Katrin Budde, Vorsitzende der SPD-Landtagsfraktion und SPD-Landesvorsitzende, sagte: „Die Rückkehr zur Ganztagsbetreuung in dieser Legislaturperiode steht nicht in Frage. Das galt für die SPD im Wahlkampf. Das galt zu Beginn der Legislaturperiode mit dem Beschluss des Koalitionsvertrages. Das gilt auch heute.“ Sie verweist auf drei Elemente, die die Koalition zur Verbesserung der frühkindlichen Bildung in Sachsen-Anhalt vereinbart habe. „Die Rückkehr zur Ganztagsbetreuung, die finanzielle Entlastung von Mehrkindfamilien und den qualitativen Ausbau von Bildung, Betreuung und Erziehung. Dazu gehören auch die Arbeitsbedingungen der Erzieherinnen mit den Vor- und Nachbereitungsstunden.“ Bei der Umsetzung dieser Vorhaben hätten, wie im Koalitionsvertrag vereinbart, die Elemente Ganztagsbetreuung und Familienentlastung Priorität. „Wie und in welchen Stufen wir die anderen Elemente realisieren, wird noch im Detail zu diskutieren sein. Wir haben dazu in der Koalition vereinbart, dass das Sozialministerium einen Gesetzentwurf vorlegen wird. Die Erarbeitung des Gesetzentwurfes erfolgt in ständiger Abstimmung mit den Koalitionsfraktionen. Das ist ein konstruktiver Arbeitsprozess innerhalb der Koalition, der auch in anderen Bereichen üblich und einem solch wichtigen Thema vollkommen angemessen ist.“

Sachsen-Anhalts Kinderbetreuungssystem habe seit der Reform im Jahr 2003 zwei zentrale Probleme, kritisiert die Thomas Lippmann von der Gewerkschaft Erziehung und Wissenschaften: „der auf einen Halbtagsplatz gekürzte Anspruch für Kinder, bei denen mindestens ein Elternteil nicht arbeitet, und die drastisch verschlechterte Personalausstattung, die seit dieser Zeit zu übergroßen Gruppen führte und eine qualifizierte Bildungsarbeit mit den Kindern verhindert.“ Während Sachsen-Anhalt mit seinem flächendeckenden Angebot an Kita-Plätzen deutschlandweit noch immer eine Spitzenposition einnehme, steht es mit seinen schlechten Betreuungsbedingungen am internationalen Pranger. „Es hilft nicht, wieder alle Kinder ganztägig in die Einrichtungen gehen zu lassen, wenn sich die Bedingungen nicht spürbar verbessern“, sagte der Vorsitzende der GEW, Thomas Lippmann, in Reaktion auf die Presseberichte zum Krach in der Landesregierung und in den Koalitionsfraktionen um den Gesetzentwurf zur versprochenen KiFöG-Novelle. „Schlecht ausgestattete Kitas jetzt wieder für alle Kinder“ dürfe nicht Ziel der Landespolitik sein.
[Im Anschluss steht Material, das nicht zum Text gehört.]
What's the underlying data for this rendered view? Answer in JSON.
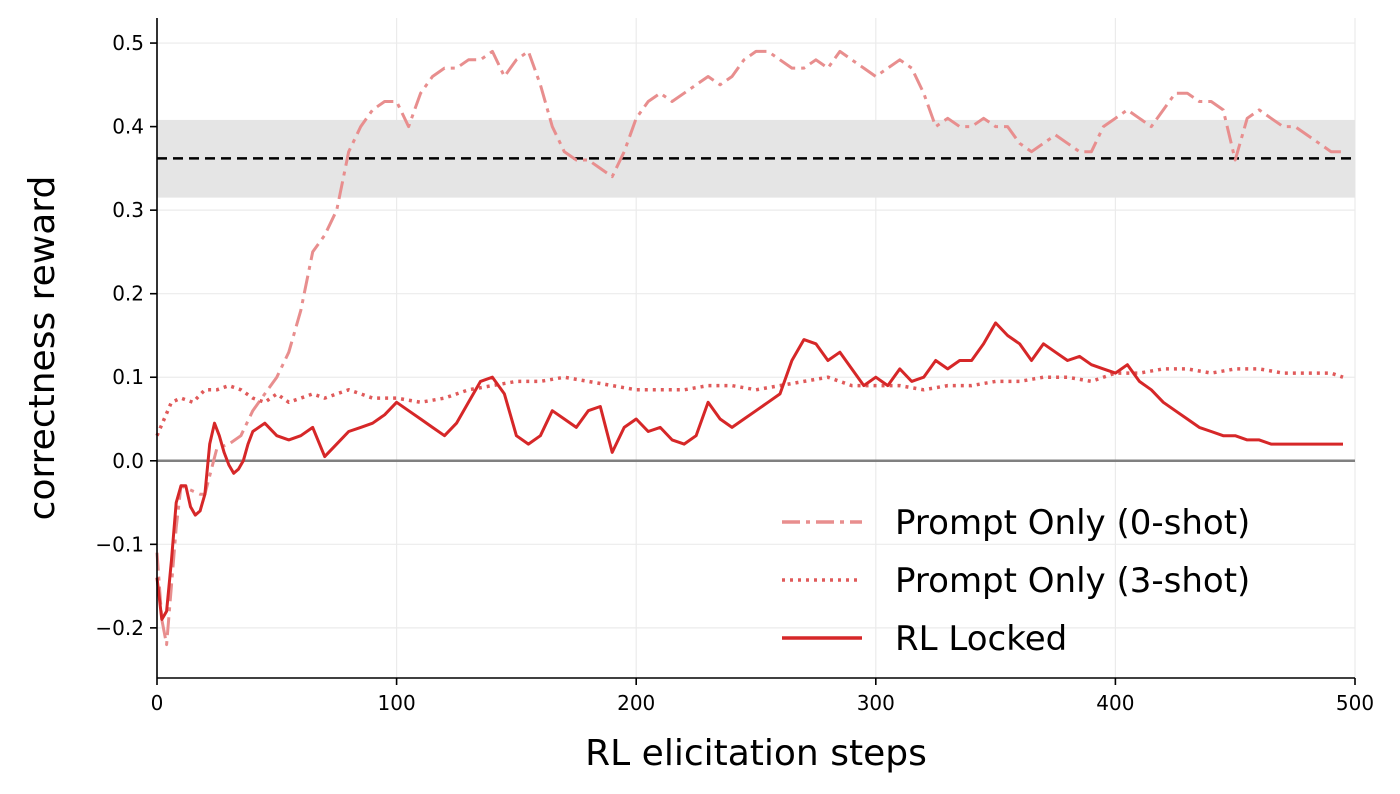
{
  "chart_data": {
    "type": "line",
    "xlabel": "RL elicitation steps",
    "ylabel": "correctness reward",
    "xlim": [
      0,
      500
    ],
    "ylim": [
      -0.26,
      0.53
    ],
    "x_ticks": [
      0,
      100,
      200,
      300,
      400,
      500
    ],
    "x_tick_labels": [
      "0",
      "100",
      "200",
      "300",
      "400",
      "500"
    ],
    "y_ticks": [
      -0.2,
      -0.1,
      0.0,
      0.1,
      0.2,
      0.3,
      0.4,
      0.5
    ],
    "y_tick_labels": [
      "−0.2",
      "−0.1",
      "0.0",
      "0.1",
      "0.2",
      "0.3",
      "0.4",
      "0.5"
    ],
    "grid": true,
    "legend_position": "lower-right",
    "reference_line": {
      "y": 0.362,
      "style": "dashed",
      "color": "#000000"
    },
    "reference_band": {
      "y_low": 0.315,
      "y_high": 0.408,
      "color": "#e5e5e5"
    },
    "zero_line": {
      "y": 0.0,
      "color": "#808080"
    },
    "series": [
      {
        "name": "Prompt Only (0-shot)",
        "style": "dashdot",
        "color": "#e88e8e",
        "x": [
          0,
          2,
          4,
          6,
          8,
          10,
          14,
          18,
          20,
          25,
          30,
          35,
          40,
          45,
          50,
          55,
          60,
          65,
          70,
          75,
          80,
          85,
          90,
          95,
          100,
          105,
          110,
          115,
          120,
          125,
          130,
          135,
          140,
          145,
          150,
          155,
          160,
          165,
          170,
          175,
          180,
          185,
          190,
          195,
          200,
          205,
          210,
          215,
          220,
          225,
          230,
          235,
          240,
          245,
          250,
          255,
          260,
          265,
          270,
          275,
          280,
          285,
          290,
          295,
          300,
          305,
          310,
          315,
          320,
          325,
          330,
          335,
          340,
          345,
          350,
          355,
          360,
          365,
          370,
          375,
          380,
          385,
          390,
          395,
          400,
          405,
          410,
          415,
          420,
          425,
          430,
          435,
          440,
          445,
          450,
          455,
          460,
          465,
          470,
          475,
          480,
          485,
          490,
          495
        ],
        "values": [
          -0.11,
          -0.19,
          -0.22,
          -0.15,
          -0.08,
          -0.03,
          -0.035,
          -0.04,
          -0.04,
          0.015,
          0.02,
          0.03,
          0.06,
          0.08,
          0.1,
          0.13,
          0.18,
          0.25,
          0.27,
          0.3,
          0.37,
          0.4,
          0.42,
          0.43,
          0.43,
          0.4,
          0.44,
          0.46,
          0.47,
          0.47,
          0.48,
          0.48,
          0.49,
          0.46,
          0.48,
          0.49,
          0.45,
          0.4,
          0.37,
          0.36,
          0.36,
          0.35,
          0.34,
          0.37,
          0.41,
          0.43,
          0.44,
          0.43,
          0.44,
          0.45,
          0.46,
          0.45,
          0.46,
          0.48,
          0.49,
          0.49,
          0.48,
          0.47,
          0.47,
          0.48,
          0.47,
          0.49,
          0.48,
          0.47,
          0.46,
          0.47,
          0.48,
          0.47,
          0.44,
          0.4,
          0.41,
          0.4,
          0.4,
          0.41,
          0.4,
          0.4,
          0.38,
          0.37,
          0.38,
          0.39,
          0.38,
          0.37,
          0.37,
          0.4,
          0.41,
          0.42,
          0.41,
          0.4,
          0.42,
          0.44,
          0.44,
          0.43,
          0.43,
          0.42,
          0.36,
          0.41,
          0.42,
          0.41,
          0.4,
          0.4,
          0.39,
          0.38,
          0.37,
          0.37
        ]
      },
      {
        "name": "Prompt Only (3-shot)",
        "style": "dotted",
        "color": "#e05a5a",
        "x": [
          0,
          3,
          6,
          10,
          15,
          20,
          25,
          30,
          35,
          40,
          45,
          50,
          55,
          60,
          65,
          70,
          75,
          80,
          85,
          90,
          100,
          110,
          120,
          130,
          140,
          150,
          160,
          170,
          180,
          190,
          200,
          210,
          220,
          230,
          240,
          250,
          260,
          270,
          280,
          290,
          300,
          310,
          320,
          330,
          340,
          350,
          360,
          370,
          380,
          390,
          400,
          410,
          420,
          430,
          440,
          450,
          460,
          470,
          480,
          490,
          495
        ],
        "values": [
          0.03,
          0.05,
          0.07,
          0.075,
          0.07,
          0.085,
          0.085,
          0.09,
          0.085,
          0.075,
          0.07,
          0.08,
          0.07,
          0.075,
          0.08,
          0.075,
          0.08,
          0.085,
          0.08,
          0.075,
          0.075,
          0.07,
          0.075,
          0.085,
          0.09,
          0.095,
          0.095,
          0.1,
          0.095,
          0.09,
          0.085,
          0.085,
          0.085,
          0.09,
          0.09,
          0.085,
          0.09,
          0.095,
          0.1,
          0.09,
          0.09,
          0.09,
          0.085,
          0.09,
          0.09,
          0.095,
          0.095,
          0.1,
          0.1,
          0.095,
          0.105,
          0.105,
          0.11,
          0.11,
          0.105,
          0.11,
          0.11,
          0.105,
          0.105,
          0.105,
          0.1
        ]
      },
      {
        "name": "RL Locked",
        "style": "solid",
        "color": "#d62728",
        "x": [
          0,
          2,
          4,
          6,
          8,
          10,
          12,
          14,
          16,
          18,
          20,
          22,
          24,
          26,
          28,
          30,
          32,
          34,
          36,
          38,
          40,
          45,
          50,
          55,
          60,
          65,
          70,
          75,
          80,
          85,
          90,
          95,
          100,
          105,
          110,
          115,
          120,
          125,
          130,
          135,
          140,
          145,
          150,
          155,
          160,
          165,
          170,
          175,
          180,
          185,
          190,
          195,
          200,
          205,
          210,
          215,
          220,
          225,
          230,
          235,
          240,
          245,
          250,
          255,
          260,
          265,
          270,
          275,
          280,
          285,
          290,
          295,
          300,
          305,
          310,
          315,
          320,
          325,
          330,
          335,
          340,
          345,
          350,
          355,
          360,
          365,
          370,
          375,
          380,
          385,
          390,
          395,
          400,
          405,
          410,
          415,
          420,
          425,
          430,
          435,
          440,
          445,
          450,
          455,
          460,
          465,
          470,
          475,
          480,
          485,
          490,
          495
        ],
        "values": [
          -0.14,
          -0.19,
          -0.18,
          -0.12,
          -0.05,
          -0.03,
          -0.03,
          -0.055,
          -0.065,
          -0.06,
          -0.04,
          0.02,
          0.045,
          0.03,
          0.01,
          -0.005,
          -0.015,
          -0.01,
          0.0,
          0.02,
          0.035,
          0.045,
          0.03,
          0.025,
          0.03,
          0.04,
          0.005,
          0.02,
          0.035,
          0.04,
          0.045,
          0.055,
          0.07,
          0.06,
          0.05,
          0.04,
          0.03,
          0.045,
          0.07,
          0.095,
          0.1,
          0.08,
          0.03,
          0.02,
          0.03,
          0.06,
          0.05,
          0.04,
          0.06,
          0.065,
          0.01,
          0.04,
          0.05,
          0.035,
          0.04,
          0.025,
          0.02,
          0.03,
          0.07,
          0.05,
          0.04,
          0.05,
          0.06,
          0.07,
          0.08,
          0.12,
          0.145,
          0.14,
          0.12,
          0.13,
          0.11,
          0.09,
          0.1,
          0.09,
          0.11,
          0.095,
          0.1,
          0.12,
          0.11,
          0.12,
          0.12,
          0.14,
          0.165,
          0.15,
          0.14,
          0.12,
          0.14,
          0.13,
          0.12,
          0.125,
          0.115,
          0.11,
          0.105,
          0.115,
          0.095,
          0.085,
          0.07,
          0.06,
          0.05,
          0.04,
          0.035,
          0.03,
          0.03,
          0.025,
          0.025,
          0.02,
          0.02,
          0.02,
          0.02,
          0.02,
          0.02,
          0.02
        ]
      }
    ]
  }
}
Es sei wichtig, dass schnellstmöglich wieder alle Kinder im Land die Kindertagesstätten so lange besuchen können, wie es die Eltern möchten, es sei aber mindestens genauso wichtig, die Gruppengrößen zu reduzieren und den Erzieherinnen und Kita-Leiterinnen Zeit für die Erfüllung ihres Bildungsauftrages einzuräumen. „Diese beiden Aufgaben können nicht gegeneinander ausgespielt werden. Wenn für beides gleichzeitig das Geld derzeit nicht reicht, dann muss eben beides schrittweise gemacht werden. Das ist dann auch kein Wahlbetrug sondern die Übernahme von Verantwortung gegenüber den Kindern, den Eltern und den Erziehrinnen in den Einrichtungen.“, so Lippmann zur Bewertung der verschiedenen diskutierten Szenarien. Die Erhöhung der Ausgaben für die Kindertagesstätten auch über mehrere Jahresschritte hinweg sei keine „Steuerverschwendung“ sondern Investition im besten Sinne, die sich später vielfach auszahlen wird. Hierfür auch Kredite aufzunehmen sei deshalb durchaus mit wirtschaftlichem Handeln vereinbar, so Lippmann.